After a year of deposits and anticipation and a five-day music bootcamp, we finally were ready to leave for France.

We each arrived at the airport in shock by the speed of our trips. I mean, mine was a whole fourteen minutes! As we gathered into our groups, some attempted to create group names. “Minions,” was Em’s group, and they definitely had the most zeal for the name; the rest of us were stuck behind their achievement.

We traveled through security, surveying each other’s seat number and re-memorizing names as we went. Eventually we got to the gate, after several liquids were confiscated, and waited 10 minutes.

We took off. No matter how many times I go on a plane, it feels magical. It’s like a good cry or releasing a sigh after holding one’s breath. And then, you become nothing!
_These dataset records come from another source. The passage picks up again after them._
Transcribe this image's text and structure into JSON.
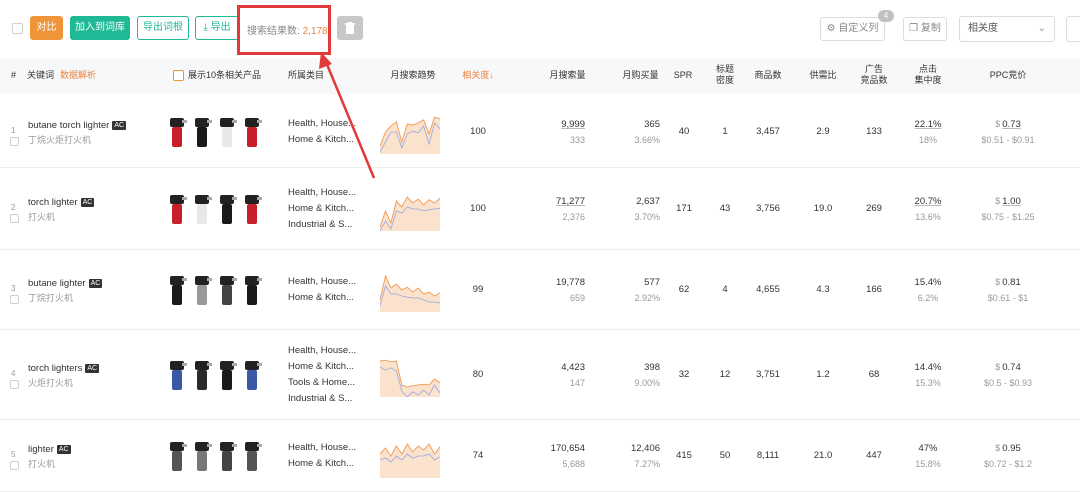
{
  "toolbar": {
    "compare_label": "对比",
    "add_to_root_label": "加入到词库",
    "export_link_label": "导出词根",
    "export_label": "导出",
    "result_count_label": "搜索结果数:",
    "result_count_value": "2,178",
    "custom_columns_label": "自定义列",
    "custom_columns_badge": "4",
    "copy_label": "复制",
    "sort_select_value": "相关度"
  },
  "table": {
    "headers": {
      "index": "#",
      "keyword": "关键词",
      "keyword_link": "数据解析",
      "show_top10": "展示10条相关产品",
      "category": "所属类目",
      "trend": "月搜索趋势",
      "relevance": "相关度↓",
      "monthly_search": "月搜索量",
      "monthly_purchase": "月购买量",
      "spr": "SPR",
      "title_density_1": "标题",
      "title_density_2": "密度",
      "product_count": "商品数",
      "supply_ratio": "供需比",
      "ad_products_1": "广告",
      "ad_products_2": "竞品数",
      "click_conc_1": "点击",
      "click_conc_2": "集中度",
      "ppc": "PPC竞价"
    },
    "rows": [
      {
        "index": "1",
        "keyword": "butane torch lighter",
        "ac": "AC",
        "keyword_cn": "丁烷火炬打火机",
        "categories": [
          "Health, House...",
          "Home & Kitch..."
        ],
        "relevance": "100",
        "monthly_search": "9,999",
        "monthly_search_sub": "333",
        "monthly_purchase": "365",
        "monthly_purchase_sub": "3.66%",
        "spr": "40",
        "title_density": "1",
        "product_count": "3,457",
        "supply_ratio": "2.9",
        "ad_products": "133",
        "click_conc": "22.1%",
        "click_conc_sub": "18%",
        "ppc": "0.73",
        "ppc_range": "$0.51 - $0.91",
        "trend": [
          0.2,
          0.55,
          0.7,
          0.8,
          0.3,
          0.75,
          0.72,
          0.78,
          0.85,
          0.5,
          0.92,
          0.88
        ]
      },
      {
        "index": "2",
        "keyword": "torch lighter",
        "ac": "AC",
        "keyword_cn": "打火机",
        "categories": [
          "Health, House...",
          "Home & Kitch...",
          "Industrial & S..."
        ],
        "relevance": "100",
        "monthly_search": "71,277",
        "monthly_search_sub": "2,376",
        "monthly_purchase": "2,637",
        "monthly_purchase_sub": "3.70%",
        "spr": "171",
        "title_density": "43",
        "product_count": "3,756",
        "supply_ratio": "19.0",
        "ad_products": "269",
        "click_conc": "20.7%",
        "click_conc_sub": "13.6%",
        "ppc": "1.00",
        "ppc_range": "$0.75 - $1.25",
        "trend": [
          0.1,
          0.5,
          0.2,
          0.75,
          0.6,
          0.85,
          0.7,
          0.8,
          0.65,
          0.78,
          0.7,
          0.82
        ]
      },
      {
        "index": "3",
        "keyword": "butane lighter",
        "ac": "AC",
        "keyword_cn": "丁烷打火机",
        "categories": [
          "Health, House...",
          "Home & Kitch..."
        ],
        "relevance": "99",
        "monthly_search": "19,778",
        "monthly_search_sub": "659",
        "monthly_purchase": "577",
        "monthly_purchase_sub": "2.92%",
        "spr": "62",
        "title_density": "4",
        "product_count": "4,655",
        "supply_ratio": "4.3",
        "ad_products": "166",
        "click_conc": "15.4%",
        "click_conc_sub": "6.2%",
        "ppc": "0.81",
        "ppc_range": "$0.61 - $1",
        "trend": [
          0.3,
          0.9,
          0.6,
          0.7,
          0.55,
          0.62,
          0.5,
          0.6,
          0.45,
          0.5,
          0.4,
          0.48
        ]
      },
      {
        "index": "4",
        "keyword": "torch lighters",
        "ac": "AC",
        "keyword_cn": "火炬打火机",
        "categories": [
          "Health, House...",
          "Home & Kitch...",
          "Tools & Home...",
          "Industrial & S..."
        ],
        "relevance": "80",
        "monthly_search": "4,423",
        "monthly_search_sub": "147",
        "monthly_purchase": "398",
        "monthly_purchase_sub": "9.00%",
        "spr": "32",
        "title_density": "12",
        "product_count": "3,751",
        "supply_ratio": "1.2",
        "ad_products": "68",
        "click_conc": "14.4%",
        "click_conc_sub": "15.3%",
        "ppc": "0.74",
        "ppc_range": "$0.5 - $0.93",
        "trend": [
          0.9,
          0.92,
          0.88,
          0.9,
          0.3,
          0.25,
          0.28,
          0.3,
          0.32,
          0.3,
          0.45,
          0.35
        ]
      },
      {
        "index": "5",
        "keyword": "lighter",
        "ac": "AC",
        "keyword_cn": "打火机",
        "categories": [
          "Health, House...",
          "Home & Kitch..."
        ],
        "relevance": "74",
        "monthly_search": "170,654",
        "monthly_search_sub": "5,688",
        "monthly_purchase": "12,406",
        "monthly_purchase_sub": "7.27%",
        "spr": "415",
        "title_density": "50",
        "product_count": "8,111",
        "supply_ratio": "21.0",
        "ad_products": "447",
        "click_conc": "47%",
        "click_conc_sub": "15.8%",
        "ppc": "0.95",
        "ppc_range": "$0.72 - $1.2",
        "trend": [
          0.6,
          0.75,
          0.55,
          0.8,
          0.6,
          0.85,
          0.65,
          0.8,
          0.7,
          0.85,
          0.6,
          0.78
        ]
      }
    ]
  },
  "colors": {
    "accent_orange": "#f0823a",
    "accent_green": "#1fb996",
    "highlight_red": "#e03a3a",
    "trend_fill": "#fbe2cc",
    "trend_line": "#f0a060",
    "trend_line2": "#9aa6e0"
  }
}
It feels like you’re no longer part of that world, and you can see it from the third person. I know how flat Long Island is, but my god—it’s a piece of paper! And then, you disappear into clouds and leave all contact with the world behind. It’s the one place where I can feel entirely pure and isolated.

The plane food was plane food. Use your own senses to interpret that. Following the food was the plane respite as desperate sleepers took their melatonin in hopes of sleep; it was 6:00 when we left, and Nice was 6 hours ahead, so we had to sleep in preparation for our first full day.

We arrived, some with sleep, some without. Those without had surpassed the sleepy stage into loopiness—loopiness running on adrenaline and ‘shiny object.’

We grabbed our bags and immediately began on a journey to Saint-Paul de Vence, a small town 45 minutes from Nice. We walked around this ancient city, trying new foods and practicing our Duolingo-French, such as “The cat is in the garden.” We took in the gorgeous vistas and fought against yawns.

Afterwards, we headed for the hotel—the hotel, met with the naps of a thousand children. Each student pair compared each other’s rooms, many in awe by a split between a toilet room and washroom. Others became apoplectic with the absence of a shower head. However, most were too mentally bankrupt from the past 24 hours to care. As am I.